5. Angles in a Semi-Circle
•The angle at the circumference in a semi-circle is a right angle.
•Angle APB = 90°
Proof
•The angle on a straight line is 180°. So the angle VOY = 180°.
•The angle at the centre is double
the angle at the circumference.
• Angle VWY = 1/2 Angle VOY
• 1/2 x 180° = 90°
•Angle VWY = 90°
6. Tangents
•The angle between a tangent and a radius is 90°
Proof
• The angle between the tangent is 90°
• Angle BCO = Angle BAO = 90 °
• AO and OC are both radii of the circle.
• Length AO = Length OC
7. Tangents
•Tangents which meet at the same point are equal in length
Proof
•If you draw the line OB it creates two triangles OCB and OAB they share the length OB, the triangles are congruent because of the SAS rule
•Two of the sides are the same length: OB = OB and OC = OA
•One of the angles is equal in size: OCB = OAB
•Congruent triangles are identical.
•So length CB = AB.
8. Chords
•The perpendicular from the centre of a circle to a chord bisects the chord.

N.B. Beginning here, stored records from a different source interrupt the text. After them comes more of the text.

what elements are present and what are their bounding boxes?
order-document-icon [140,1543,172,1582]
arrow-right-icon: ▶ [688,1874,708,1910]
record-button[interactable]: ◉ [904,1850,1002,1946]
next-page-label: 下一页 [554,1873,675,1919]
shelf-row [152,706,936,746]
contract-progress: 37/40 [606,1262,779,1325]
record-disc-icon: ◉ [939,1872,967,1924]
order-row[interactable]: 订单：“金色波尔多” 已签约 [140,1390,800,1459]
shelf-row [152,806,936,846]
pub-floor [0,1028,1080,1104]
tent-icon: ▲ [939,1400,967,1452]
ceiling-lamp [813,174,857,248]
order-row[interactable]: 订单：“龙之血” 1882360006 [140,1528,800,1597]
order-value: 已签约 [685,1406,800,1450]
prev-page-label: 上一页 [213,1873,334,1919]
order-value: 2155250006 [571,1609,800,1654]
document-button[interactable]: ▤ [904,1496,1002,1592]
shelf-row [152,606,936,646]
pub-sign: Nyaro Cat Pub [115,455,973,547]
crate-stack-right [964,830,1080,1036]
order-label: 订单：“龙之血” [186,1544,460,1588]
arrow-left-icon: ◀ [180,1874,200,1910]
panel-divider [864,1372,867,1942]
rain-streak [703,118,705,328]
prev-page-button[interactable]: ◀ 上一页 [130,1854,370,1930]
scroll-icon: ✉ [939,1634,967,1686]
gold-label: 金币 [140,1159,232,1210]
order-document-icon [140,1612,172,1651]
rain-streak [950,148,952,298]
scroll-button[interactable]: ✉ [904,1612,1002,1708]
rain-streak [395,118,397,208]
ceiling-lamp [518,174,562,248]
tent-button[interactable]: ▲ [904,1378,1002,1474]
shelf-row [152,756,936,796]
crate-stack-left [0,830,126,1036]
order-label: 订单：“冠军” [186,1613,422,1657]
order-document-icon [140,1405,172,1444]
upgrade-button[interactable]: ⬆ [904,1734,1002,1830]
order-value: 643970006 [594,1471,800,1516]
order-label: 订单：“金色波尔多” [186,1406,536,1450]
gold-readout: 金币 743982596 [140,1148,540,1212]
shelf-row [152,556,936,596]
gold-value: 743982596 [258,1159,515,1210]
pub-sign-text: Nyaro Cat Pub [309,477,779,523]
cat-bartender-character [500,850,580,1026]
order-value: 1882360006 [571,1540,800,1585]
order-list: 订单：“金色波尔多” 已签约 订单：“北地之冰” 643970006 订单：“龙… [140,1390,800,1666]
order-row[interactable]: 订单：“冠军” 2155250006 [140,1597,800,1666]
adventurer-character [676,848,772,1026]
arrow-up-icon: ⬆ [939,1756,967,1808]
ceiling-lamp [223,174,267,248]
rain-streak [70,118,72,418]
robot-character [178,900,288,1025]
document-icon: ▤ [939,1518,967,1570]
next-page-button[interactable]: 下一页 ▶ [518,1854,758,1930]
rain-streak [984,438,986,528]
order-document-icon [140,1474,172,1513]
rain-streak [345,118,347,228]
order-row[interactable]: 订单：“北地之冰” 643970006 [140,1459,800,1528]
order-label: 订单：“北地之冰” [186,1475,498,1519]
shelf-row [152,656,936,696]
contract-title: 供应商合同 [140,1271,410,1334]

* A straight line joining two points on a circle is a chord.
9. Alternate Segment
•The angle between a tangent and a chord is equal to the angle in the alternate segment.
Proof
• Let Angle CDB = x
The angle between a tangent and the radius is 90°
• Angle BDO = 90 – x
• Triangle DOB is isosceles so:
• Angle DBO = Angle BDO = 90 – x
• Angles in a triangle at up to 180° so:
• Angle DOB = 180 – DBO – BDO
Angle DOB = 180 – (90 – x) – (90 – x) = 2x
•The angle at the centre is double the angle at the circumference
• Angle DAB = x therefore BDC = DAB
You finish reading all circle theorems in I/GCSE Mathematics.
Well done!